— Наконец-то, — сказал он, устроив их, — между мной и Добреком никого нет. Он больше ничего не может сделать ни госпоже Мержи, ни ребенку, а она сама теперь не рискнет вмешаться в борьбу. Довольно. Мы проделали достаточно глупостей. Во-первых, мне пришлось раскрыться перед Добреком, во-вторых, пришлось отказаться от мебели, взятой в Энжиене. Конечно, рано или поздно я получу ее назад, в этом нет ни тени сомнения. Но все-таки мы не подвигаемся вперед, а через неделю Вошери и Жильбер предстанут перед судом.

Чувствительнее всего Люпена поразило то, что Добрек раскрыл его убежище на улице Шатобриан и донес об этом полиции. Полиция обыскала дом, и установив тождественность Люпена с Мишелем Бомоном и завладев некоторыми бумагами, более настойчиво, чем до сих пор, бросилась на поиски Люпена.

Его ненависть к Добреку возрастала пропорционально тем неприятностям, которые депутат ему причинял. У него было одно только желание: захватить Добрека в свои руки, распоряжаться им и волей или неволей вырвать у него тайну. Он мечтал о тех пытках, которые самому молчаливому человеку развязали бы язык. Ему казалось, что этот человек достоин самой жестокой казни и что в данном случае цель оправдывает все средства.

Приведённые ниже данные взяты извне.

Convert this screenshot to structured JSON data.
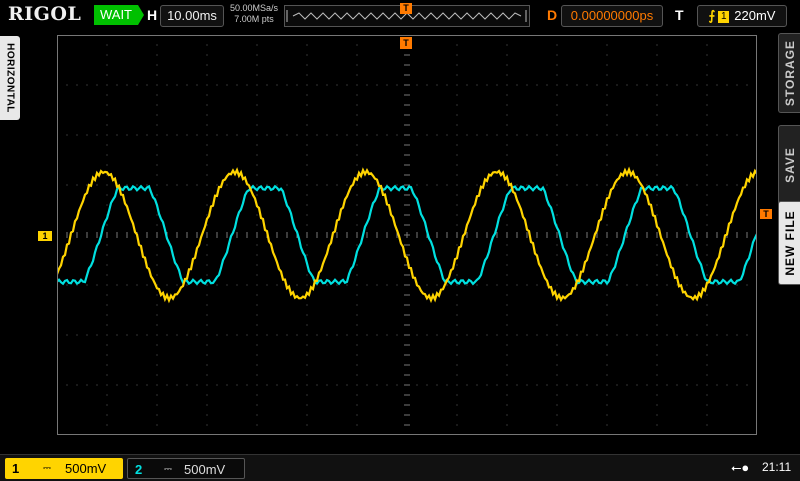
{
  "brand": "RIGOL",
  "status": "WAIT",
  "horizontal": {
    "label": "H",
    "timebase": "10.00ms",
    "sample_rate": "50.00MSa/s",
    "memory_depth": "7.00M pts"
  },
  "delay": {
    "label": "D",
    "value": "0.00000000ps"
  },
  "trigger": {
    "label": "T",
    "edge_symbol": "⨍",
    "source": "1",
    "level": "220mV",
    "marker": "T"
  },
  "left_tab": "HORIZONTAL",
  "right_menu": {
    "items": [
      "STORAGE",
      "SAVE",
      "NEW FILE"
    ]
  },
  "channels": [
    {
      "number": "1",
      "coupling": "⎓",
      "scale": "500mV",
      "color": "#ffd400"
    },
    {
      "number": "2",
      "coupling": "⎓",
      "scale": "500mV",
      "color": "#00e0e0"
    }
  ],
  "ch1_marker": "1",
  "clock": "21:11",
  "usb_icon": "usb-icon"
}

Каждый день Гроньяр и Балу изучали путь, который проделывал Добрек от дома до парламента и от дома до клуба. Нужно было выбрать самую пустынную улицу и самый удобный час для того, чтобы схватить Добрека и посадить его в свой автомобиль.

Люпен, со своей стороны, присмотрел и обустроил недалеко от Парижа, посреди большого сада, старое строение, которое вполне удовлетворяло всем необходимым условиям безопасности и изолированности и которое он назвал «Клеткой обезьяны».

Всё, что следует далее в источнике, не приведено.